2003-11-02 06:13:30

by Geoffrey Lee

[permalink] [raw]
Subject: [patch] reproducible athlon mce fix

Hi all,


After switching from 2.4.22 to 2.6.0-test9, I have received reproducible
MCE non-fatal error check messages in my kernel log. (For example, one
shows up right after my first scsi card init).

>From Dave Jones' patch here:

http://lists.insecure.org/lists/linux-kernel/2003/Sep/7362.html

and another message here:

http://lkml.org/lkml/2003/10/7/214

would seem to imply that Athlons don't like having their Bank 0 poked at,
though that's what non-fatal.c does. Would it be correct to make sure
that that non-fatal.c starts at bank 1, if it is an Athlon?

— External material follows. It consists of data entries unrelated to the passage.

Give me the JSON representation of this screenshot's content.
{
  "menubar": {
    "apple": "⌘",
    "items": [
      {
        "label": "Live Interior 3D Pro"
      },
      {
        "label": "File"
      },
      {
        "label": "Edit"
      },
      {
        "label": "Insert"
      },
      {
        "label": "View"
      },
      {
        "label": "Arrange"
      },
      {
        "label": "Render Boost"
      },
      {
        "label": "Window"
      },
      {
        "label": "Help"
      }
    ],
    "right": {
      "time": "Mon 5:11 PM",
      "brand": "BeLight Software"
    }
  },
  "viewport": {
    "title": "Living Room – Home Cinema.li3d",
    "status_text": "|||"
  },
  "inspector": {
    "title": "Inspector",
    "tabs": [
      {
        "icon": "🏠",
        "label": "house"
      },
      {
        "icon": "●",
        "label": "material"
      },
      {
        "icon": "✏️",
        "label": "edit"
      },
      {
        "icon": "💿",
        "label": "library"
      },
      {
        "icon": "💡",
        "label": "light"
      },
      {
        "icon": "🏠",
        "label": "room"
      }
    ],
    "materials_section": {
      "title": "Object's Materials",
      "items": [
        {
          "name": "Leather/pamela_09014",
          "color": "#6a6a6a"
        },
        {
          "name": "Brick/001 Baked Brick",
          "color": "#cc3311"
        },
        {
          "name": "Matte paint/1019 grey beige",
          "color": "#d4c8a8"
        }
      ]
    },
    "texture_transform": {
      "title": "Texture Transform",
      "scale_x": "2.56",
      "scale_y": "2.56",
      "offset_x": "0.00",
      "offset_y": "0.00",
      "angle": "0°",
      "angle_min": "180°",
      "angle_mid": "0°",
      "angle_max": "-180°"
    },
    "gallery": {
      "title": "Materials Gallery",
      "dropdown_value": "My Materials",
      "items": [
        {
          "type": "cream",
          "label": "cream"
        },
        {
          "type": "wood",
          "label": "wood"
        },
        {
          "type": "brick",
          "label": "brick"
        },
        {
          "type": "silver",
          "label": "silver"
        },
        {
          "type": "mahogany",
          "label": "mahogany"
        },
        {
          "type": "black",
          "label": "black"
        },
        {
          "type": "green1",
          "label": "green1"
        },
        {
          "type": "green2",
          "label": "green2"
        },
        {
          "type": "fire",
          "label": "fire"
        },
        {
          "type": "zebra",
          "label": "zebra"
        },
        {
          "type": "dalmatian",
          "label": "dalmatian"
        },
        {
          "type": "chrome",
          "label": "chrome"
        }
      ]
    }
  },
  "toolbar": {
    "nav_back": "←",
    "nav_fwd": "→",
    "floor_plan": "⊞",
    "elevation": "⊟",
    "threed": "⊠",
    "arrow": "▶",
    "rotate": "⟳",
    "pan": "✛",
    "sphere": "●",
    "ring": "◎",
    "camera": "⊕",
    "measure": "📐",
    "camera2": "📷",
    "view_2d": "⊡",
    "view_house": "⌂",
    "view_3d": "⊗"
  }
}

Dave, is the following patch correct? Booted and tested, no ill effects
so far ...


- g.


Attachments:
(No filename) (660.00 B)
mce-fix.patch (428.00 B)
Download all attachments

2003-11-02 07:25:49

by Willy Tarreau

[permalink] [raw]
Subject: Re: [patch] reproducible athlon mce fix

Hi,

I don't know if the patch is correct, but :

On Sun, Nov 02, 2003 at 01:57:48PM +0800, Geoffrey Lee wrote:
> preempt_disable();
> +#if CONFIG_MK7
> + for (i=1; i<nr_mce_banks; i++) {
> +#else
> for (i=0; i<nr_mce_banks; i++) {
> +#endif

Including opening braces within #if often fools editors such as emacs
which count them and don't know about #if. Then, editing the rest of
the file can become annoying because it simply thinks that there are
two embedded for loops.

Other solutions to this problem often include one of these constructs
which are unfortunately not as beautiful :

1) a still readable one
#if CONFIG_MK7
i=1;
#else
i=0;
#endif
for (; i<nr_mce_banks; i++) {

2) when there's absolutely no choice (eg changing part of an
expression...) something unreadable like this.

for (
#if CONFIG_MK7
i=1;
#else
i=0;
#endif
i<nr_mce_banks; i++) {

I'm sure other people have other solution that don't come to mind.

Cheers,
Willy

2003-11-02 07:44:24

by Geoffrey Lee

[permalink] [raw]
Subject: Re: [patch] reproducible athlon mce fix

On Sun, Nov 02, 2003 at 08:25:19AM +0100, Willy Tarreau wrote:
> Hi,
>
>
> Other solutions to this problem often include one of these constructs
> which are unfortunately not as beautiful :
>


Hi,

Yep, I know it's ugly, but what I am really after is whether the patch
is correct or not, in terms of what it does.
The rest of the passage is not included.